BOOK REVIEW: ‘The Red Seven’ by Robert Dean

The Red Seven book review
The Red Seven book
Source: beavisthebookhead.wordpress.com

The story of The Red Seven is a simple one. As pay back to a bounty hunter, known only as The Ghost, for killing off someone who owed them money, a gang called The Red Seven murder all of his family. When The Ghost finds out, he sets out to travel across America and take revenge on each of the seven members one by one.

It’s a premise that wouldn’t be out of place in a Louis L’amour novel. What makes this seemingly standard Western stand out is the utter brutality of it. The vivid descriptions of violence rival that of Cormac McCarthy’s Blood Meridian.

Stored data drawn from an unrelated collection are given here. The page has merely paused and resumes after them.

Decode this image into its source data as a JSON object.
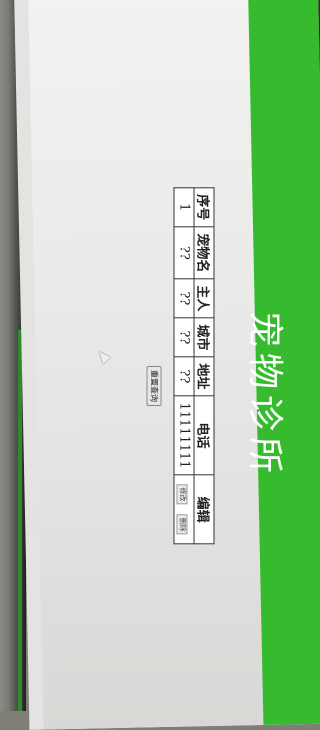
{
  "page": {
    "title": "宠物诊所",
    "search_button": "重置查询"
  },
  "table": {
    "headers": [
      "序号",
      "宠物名",
      "主人",
      "城市",
      "地址",
      "电话",
      "编辑"
    ],
    "rows": [
      {
        "cells": [
          "1",
          "??",
          "??",
          "??",
          "??",
          "11111111"
        ],
        "actions": [
          "修改",
          "删除"
        ]
      }
    ]
  },
  "colors": {
    "banner": "#37bb2e",
    "page_bg": "#eeeeec"
  }
}
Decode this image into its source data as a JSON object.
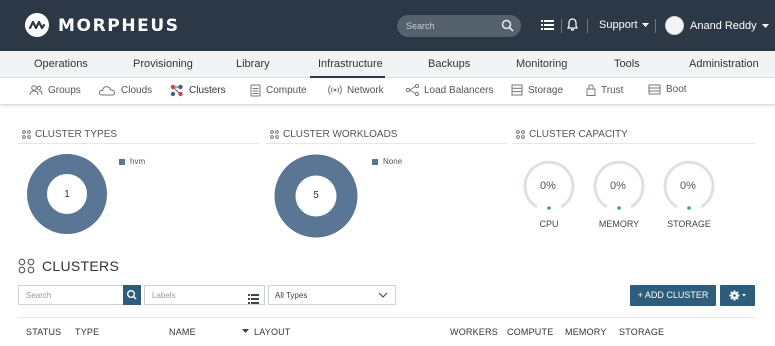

“The pungent stench of death lingered in the air. Headless corpses mingled with others who missed hands or feet. Men lie in crumpled masses. Women’s bodies were slashed to ribbons, entrails, and viscera thrown like a New Year’s celebration. Tragic trophies were taken. Dark blood stained the weathered wood of the wagon trains. Women and children lay out upon large rocks with crushed faces snarling up at God for the fate they suffered.”

Unlike Blood Meridian, there’s not a lot of layers to The Red Seven. This is ultimately a straightforward Western. This isn’t a bad thing. Dean has a knack for writing action. Each chapter is a set piece of over-the-top action.

“One bullet crashed through his belly, sending a white hot pain through his abdomen and up into his teeth. Another shot nicked enough of his neck to bleed. He wouldn’t have long before the lights went dim, and he’d be a goner.”

The book is short, but again, this is not a bad thing. Put on some Ennio Morricone and you can breeze through the fast paced action of this book in a couple hours like you were watching a movie.

This is a minor spoiler, but my biggest complaint about this book is the ending. For a book as violent and cynical as this one, it wraps up a little too neatly in the end. If any story was calling for a sad or at least ambiguous ending it’s this one. The ending seems like it was put there to please the audience. That actually is a bad thing.